Hermione se fit écraser par un poids considérable sur ses épaules. Elle sentit l'acidité sur sa langue, ses doigts se crispèrent, ses jambes faiblirent. Elle imagina la baguette de Lucius fendre l'air pour couper la joue de son fils et la haine qu'elle ressentait à l'égard de cet homme quelques minutes plus tôt, qui avait paru insurmontable, redoubla davantage.

"Qu-quoi ?" bredouilla-t-elle, espérant de tout son cœur avoir mal compris.

"Il m'a fait ça pendant les vacances." expliqua Drago. "Je ne l'ai pas entendu prononcer le sort, mais je crois que c'est le sortilège de Diffindo."

À l'entendre, on aurait dit que c'était un événement tout à fait banal. La réaction d'Hermione était l'opposé : elle s'accrochait à lui pour ne pas tomber de stupeur.

"Tu m'avais dit qu'il ne te faisait jamais ça." piailla-t-elle misérablement. "Tu m'as dit que tes parents ne te feraient jamais ça."

Drago haussa les épaules :

"Je le pensais aussi."

Elle n'arrivait pas à détacher ses yeux de l'entaille sous son œil. C'était étrange de voir le visage de Drago, aussi parfait et lisse, avec une coupure pareille. On aurait dit une fissure sur un vase.

"Il l'a fait de colère ?" demanda Hermione, qui avait du mal à imaginer les circonstances qui pouvaient mener à un geste aussi violent.

Drago soupira et esquissa un geste, probablement se passer une main dans les cheveux, mais la poigne d'Hermione l'en empêcha.

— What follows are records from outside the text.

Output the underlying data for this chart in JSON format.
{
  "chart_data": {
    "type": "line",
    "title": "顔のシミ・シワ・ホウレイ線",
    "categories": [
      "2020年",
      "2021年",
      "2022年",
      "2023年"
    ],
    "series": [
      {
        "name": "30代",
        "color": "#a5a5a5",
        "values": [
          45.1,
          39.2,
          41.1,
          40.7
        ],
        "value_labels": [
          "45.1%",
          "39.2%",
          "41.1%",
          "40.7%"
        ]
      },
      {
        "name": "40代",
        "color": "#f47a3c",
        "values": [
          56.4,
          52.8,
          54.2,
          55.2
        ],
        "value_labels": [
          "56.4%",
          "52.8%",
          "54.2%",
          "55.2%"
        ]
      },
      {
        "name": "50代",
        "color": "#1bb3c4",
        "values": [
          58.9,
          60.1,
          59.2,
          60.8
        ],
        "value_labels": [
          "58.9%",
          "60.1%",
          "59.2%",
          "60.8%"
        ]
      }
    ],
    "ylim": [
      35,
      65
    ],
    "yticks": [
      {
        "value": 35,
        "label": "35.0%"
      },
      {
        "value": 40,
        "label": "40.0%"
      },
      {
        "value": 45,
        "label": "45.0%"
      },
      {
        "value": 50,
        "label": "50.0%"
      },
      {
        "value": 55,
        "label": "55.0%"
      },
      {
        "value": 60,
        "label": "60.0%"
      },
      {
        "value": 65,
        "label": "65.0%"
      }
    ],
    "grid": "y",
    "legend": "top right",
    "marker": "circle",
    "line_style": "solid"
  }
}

"Oui. Il était jaloux que je passe autant de temps chez Blaise. Il faut dire que j'y ai passé toutes mes vacances, je fuyais là-bas dès que je pouvais. Je pense que mon absence a rendu ma mère triste, et que Lucius s'est senti obligé d'intervenir pour me faire rentrer. Il m'a proposé… Il m'a proposé de faire construire un terrain de Quidditch dans le jardin."

Hermione imagina le Drago de onze ans, vaniteux et envieux, sauter de joie à l'idée qu'il puisse avoir sa passion à portée de main.

"J'ai refusé." continua Drago avec fierté. "J'ai dit que je préférais aller là-bas. Il l'a mal pris… Il a insulté la mère de Blaise."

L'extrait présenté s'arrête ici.